Così è avvenuto l’ultimo saluto ad Antonio Andolfi, il giovane biancavillese di 20 anni ucciso con un colpo di pistola, durante un inseguimento, nelle campagne di Centuripe.

I funerali li ha celebrati il parroco don Salvatore Verzì. All’interno della chiesa di viale Europa, silenzio e raccoglimento, attorno alla bara bianca.

«Bisogna alzare lo sguardo a Cristo – ha detto padre Verzì – perché guardando Cristo l’uomo, chiunque esso sia, può ritrovare la vera immagine di sé e così non fare del suo cuore un luogo di barbarie». Il sacerdote si è rivolto in modo particolare ai giovani presenti: «La vita è sacra, altrimenti è davvero la barbarie. Solo Cristo ha il potere di liberarci della morte qualsiasi forma essa assuma».

Per ragioni di prevenzione di ordine pubblico, a seguire e monitorare lo svolgimento, come accade in casi del genere, c’erano carabinieri in divisa e in borghese.

Indagini ancora in corso

Sul fronte delle indagini, nonostante sia stato sottoposto a fermo il 46enne Salvatore Santangelo per gravi indizi di colpevolezza, il lavoro dei militari non è ancora concluso. Proseguono approfondimenti e acquisizioni di informazioni. Il fascicolo dell’inchiesta è ora sul tavolo della Procura di Enna, competente per territorio.

Il movente è stato indicato in una serie di dissidi tra il presunto omicida e la vittima per questioni legate a terreni e pascoli di ovini. Al vaglio degli inquirenti, episodi che si riferiscono agli ultimi due anni. L’ultima discussione è degenerata in lite. Ne è nato un inseguimento nelle strade di campagna. Santangelo, con la sua jeep, si è ritrovato affiancato al furgoncino in cui viaggiava Andolfi, e ha cominciato a sparare. Almeno tre colpi di pistola. Uno ha centrato il giovane al torace, come accertato pure dall’esame autoptico.

Il conducente del furgone – anche lui allevatore – ha proseguito la corsa fino all’ospedale di Biancavilla, ma il 20enne era già spirato durante il tragitto. Ai carabinieri della compagnia di Paternò e della stazione di Biancavilla è bastato poco per rintracciare Santangelo, che non era ancora rientrato a casa e che subito ha assunto un atteggiamento collaborativo.
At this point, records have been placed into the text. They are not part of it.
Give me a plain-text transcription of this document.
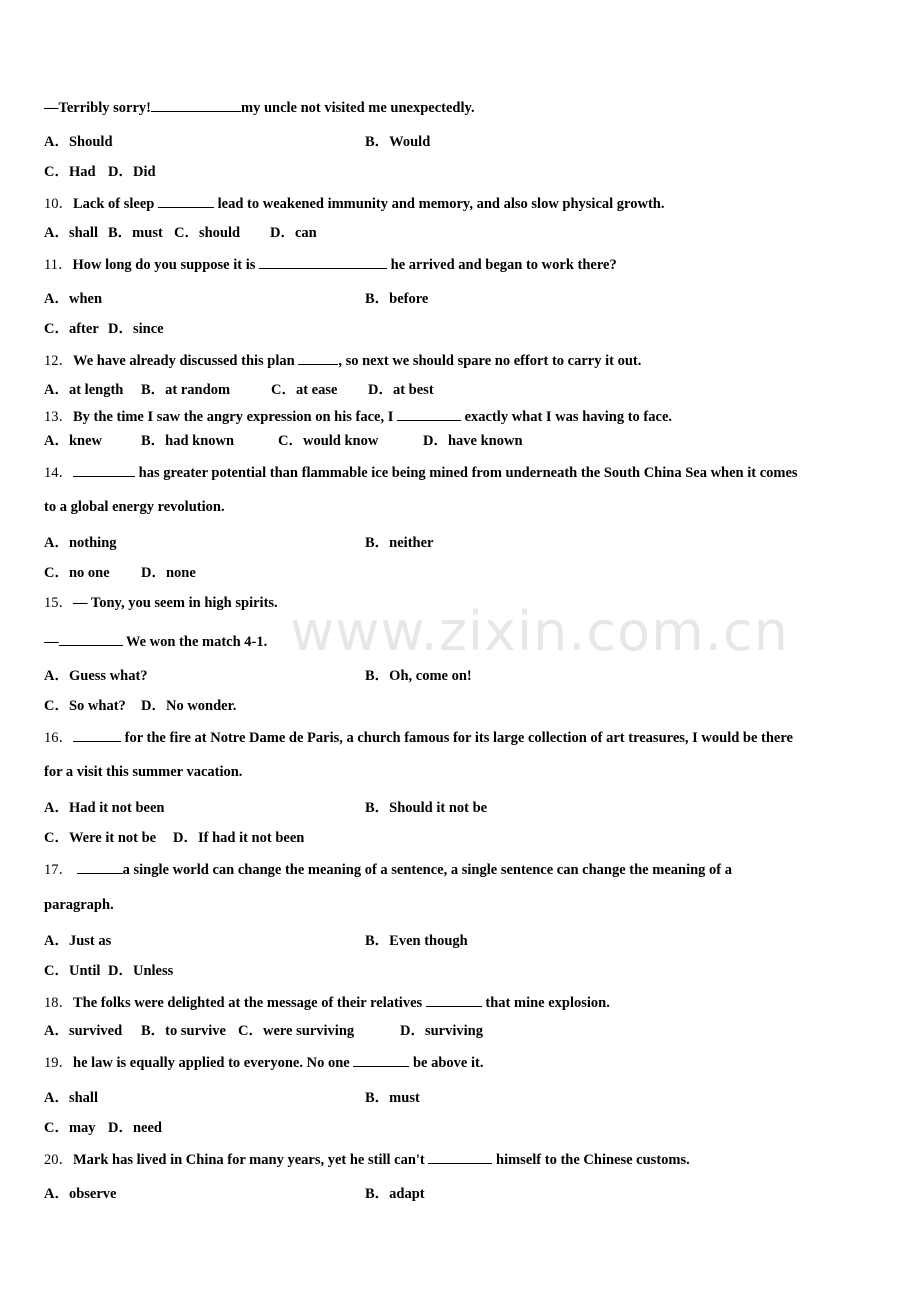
www.zixin.com.cn
—Terribly sorry!	my uncle not visited me unexpectedly.
A．Should	B．Would
C．Had D．Did
10．Lack of sleep	lead to weakened immunity and memory, and also slow physical growth.
A．shall B．must C．should D．can
11．How long do you suppose it is	he arrived and began to work there?
A．when	B．before
C．after D．since
12．We have already discussed this plan	, so next we should spare no effort to carry it out.
A．at length B．at random	C．at ease D．at best
13．By the time I saw the angry expression on his face, I	exactly what I was having to face.
A．knew	B．had known	C．would know	D．have known
14．	has greater potential than flammable ice being mined from underneath the South China Sea when it comes
to a global energy revolution.
A．nothing	B．neither
C．no one D．none
15．— Tony, you seem in high spirits.
—	We won the match 4-1.
A．Guess what?	B．Oh, come on!
C．So what? D．No wonder.
16．	for the fire at Notre Dame de Paris, a church famous for its large collection of art treasures, I would be there
for a visit this summer vacation.
A．Had it not been	B．Should it not be
C．Were it not be D．If had it not been
17．	a single world can change the meaning of a sentence, a single sentence can change the meaning of a
paragraph.
A．Just as	B．Even though
C．Until D．Unless
18．The folks were delighted at the message of their relatives	that mine explosion.
A．survived B．to survive C．were surviving	D．surviving
19．he law is equally applied to everyone. No one	be above it.
A．shall	B．must
C．may D．need
20．Mark has lived in China for many years, yet he still can't	himself to the Chinese customs.
A．observe	B．adapt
Assistito dall’avv. Giuseppe Milazzo, si attende per lui una nuova convalida del fermo da parte del gip del Tribunale di Enna, dopo quello disposto in un primo momento a Catania. Resta chiuso in una cella del carcere catanese di piazza Lanza. Gli vengono contestati l’omicidio di Andolfi, il tentato omicidio del conducente del furgoncino e il porto illegale d’arma da fuoco.